As embattled South Africans face high debt levels alongside ongoing economic and employment uncertainty, a recent report has revealed that consumers’ financial vulnerability is growing more acute.
The most recent consumer financial vulnerability index, for the third quarter of 2013, shows that consumers’ financial vulnerability slid below levels seen in the third quarters of 2012 and 2011.
The index dropped to 45.9 points, lower than the 47.9 points registered in the third quarter of 2012 and the 54.3 points in the same period in 2011.
The categories of lowest income earners, those earning up to R5 999 and between R6 000 and R11 000, were among the most vulnerable when it came to being able to service their debts.

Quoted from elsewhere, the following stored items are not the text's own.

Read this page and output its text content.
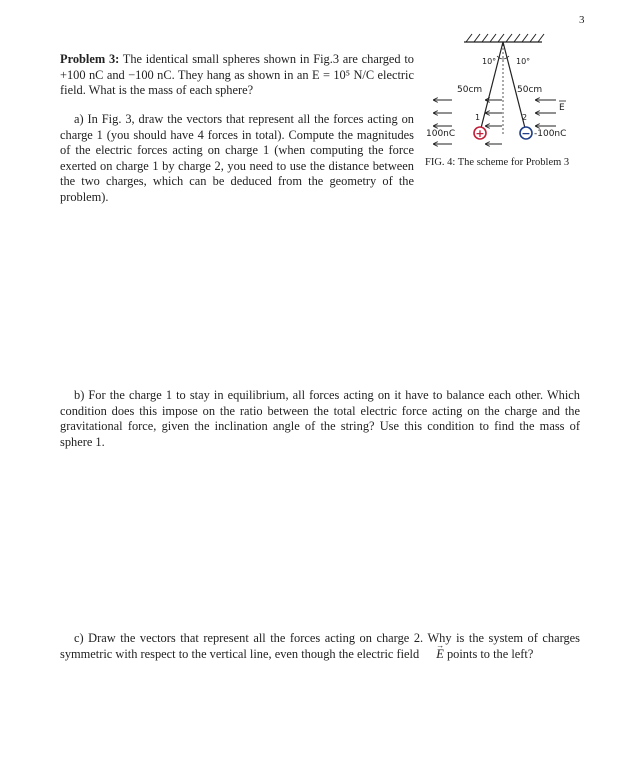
3

Problem 3: The identical small spheres shown in Fig.3 are charged to +100 nC and −100 nC. They hang as shown in an E = 10⁵ N/C electric field. What is the mass of each sphere?

a) In Fig. 3, draw the vectors that represent all the forces acting on charge 1 (you should have 4 forces in total). Compute the magnitudes of the electric forces acting on charge 1 (when computing the force exerted on charge 1 by charge 2, you need to use the distance between the two charges, which can be deduced from the geometry of the problem).

10° 10°
50cm	50cm
+	−
100nC	-100nC
1	2
E

FIG. 4: The scheme for Problem 3

b) For the charge 1 to stay in equilibrium, all forces acting on it have to balance each other. Which condition does this impose on the ratio between the total electric force acting on the charge and the gravitational force, given the inclination angle of the string? Use this condition to find the mass of sphere 1.

c) Draw the vectors that represent all the forces acting on charge 2. Why is the system of charges symmetric with respect to the vertical line, even though the electric field → E points to the left?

The consumer debt burden has, however, become a major worry for the government and amendments to the National Credit Act are among a number of financial sector and other reforms aimed at reducing household over-indebtedness.
Advocate Kate Thambiran, Managing Director of LUCID Clear Credit advised, “the stressed cash flow of consumers will inevitably impact their repayment obligations. This will see their credit report status deteriorate. Missed payments will lower credit scores, but worse still, is when missed payment progress to blacklistings. Adverse listings severly hurt your credit score and turn your credit worthiness negative.”
“It is imperative for consumers to honor their monthly repayment obligations, to preserve their credit worthiness. Consumers should cut back on discretionary spending, like entertainment and luxuries, and maintain their repayment obligations so as to preserve their credit status,” says Adv Thambiran.